Однажды он предстал на пороге еще более растрепанный, чем обычно. Все пальто спереди было заляпано грязью, комья земли налипли на ботинки. Он прижимал что-то к груди, и глаза у него сияли. Это была его только что вышедшая первая книга. Он вручил Аде дарственный экземпляр.
- "Полихроникон", - прочла она на обложке. - Что это такое?
- Не важно. Когда-нибудь ты прочтешь мои стихи на английском. Обещаю.
- Нет, не прочту, - кокетливо возразила Ада.
- Почему? - обескураженно спросил поэт.
- Я не люблю современную поэзию.
Тем не менее она много читала, глотая стихи и романы, в том числе переводные. Ей нравились Перл Бак и Джон Стейнбек.
Антон жил в еврейском квартале и со временем заинтересовался Каббалой. С исступленной страстью он рассказывал Аде о книге под названием "Зобар", бормотал что-то о гевуре, тифферете, китере, бинахе - гроздья непонятных слов на каком-то диком языке легко слетали с его губ. Утверждал, что беседует с Богом и знает, почему так много людей страдают.
- Это все уходит корнями в семнадцатый век, когда происходило становление и тысячи невинных душ были умерщвлены. Женщины. Дети. Евреи. Католики. Все это сказывается до сих пор.
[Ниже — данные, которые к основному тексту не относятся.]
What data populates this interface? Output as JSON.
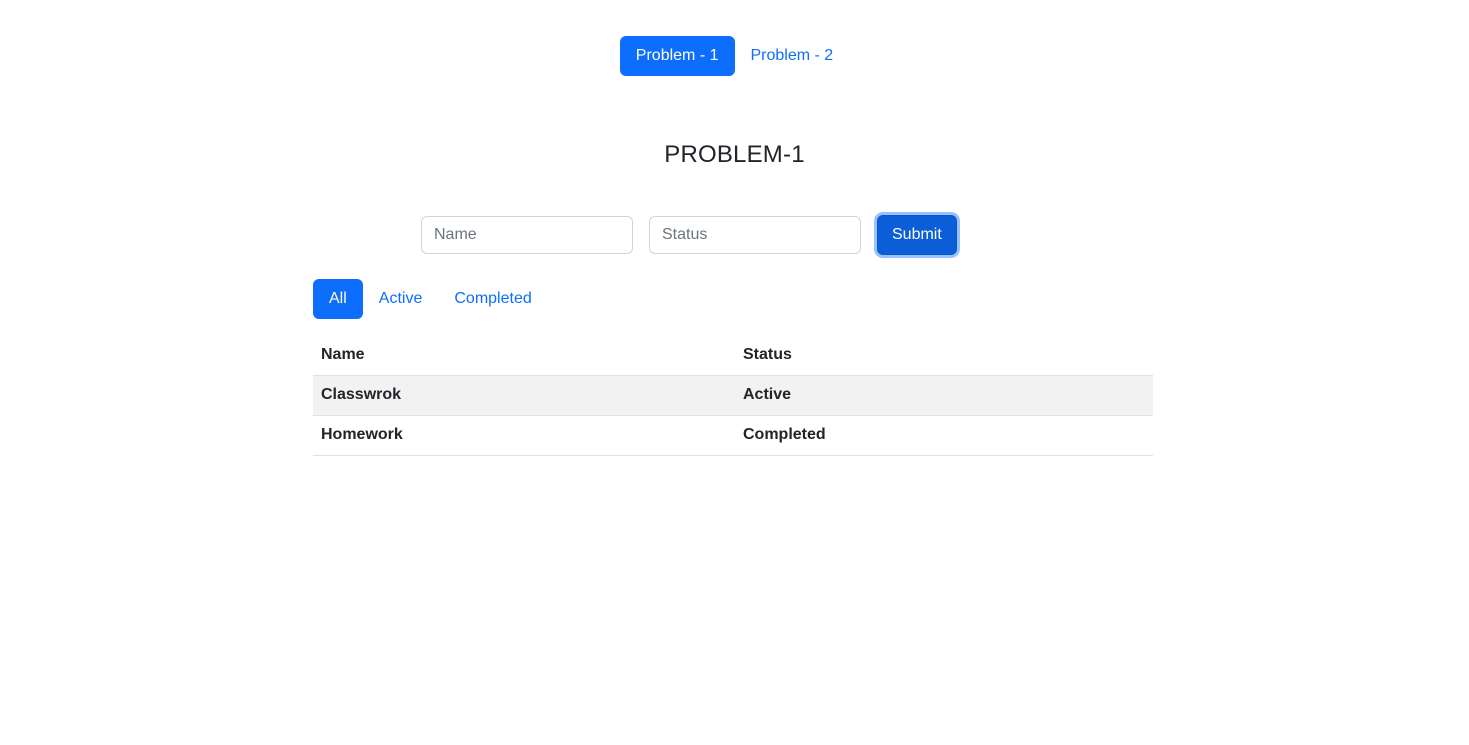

Думаешь, Бог что-нибудь забывает? Покуда мы не избавимся от собственных грехов, мы никогда не найдем себе места.
Ада смотрела в его лицо, светившееся фанатичным огнем, и чувствовала, что
он - ее спаситель. Но стоило ей подойти слишком близко, он отшатывался, словно пугался ее тела.
Ее тело. Никакой миф не мог предсказать девочке, как будет меняться ее тело. С помощью маминого зеркальца в серебряной оправе она часами разглядывала свою обнаженную фигуру, представляя, какую реакцию будет она вызывать у мужчин, если ее грудь увеличится на несколько сантиметров. Бывали дни, когда ей вовсе не хотелось, чтобы на нее смотрели, но чаще казалось, что от нее исходит некий магнетизм. Порой собственный воображаемый образ завораживал ее, и она не могла сосредоточиться на том, что видела в зеркале.
Если бы отец не работал так много! Он возвращался домой спустя несколько часов после того, как солнце садилось над их маленьким городком, зажатым между Европой и Россией.
- Мы - европейцы, - часто повторял он, садясь за стол, и все согласно кивали, даже не пытаясь понять его горячности. - Париж - вот это город! рассказывал он Аде.
От отца она узнала о Вене и Лондоне, Риме и Иерусалиме, Нью-Дели и Нью-Йорке. В ее воображении величайшие города мира входили в некий клуб избранных, и она представляла себя в бесконечном путешествии: сегодня - в Букингемском дворце, завтра - в соборе святого Петра. Она любила, когда отец ужинал дома, и почти каждый вечер ждала его возвращения у окна. А когда он приходил наконец, бросалась ему на шею и покрывала лицо поцелуями.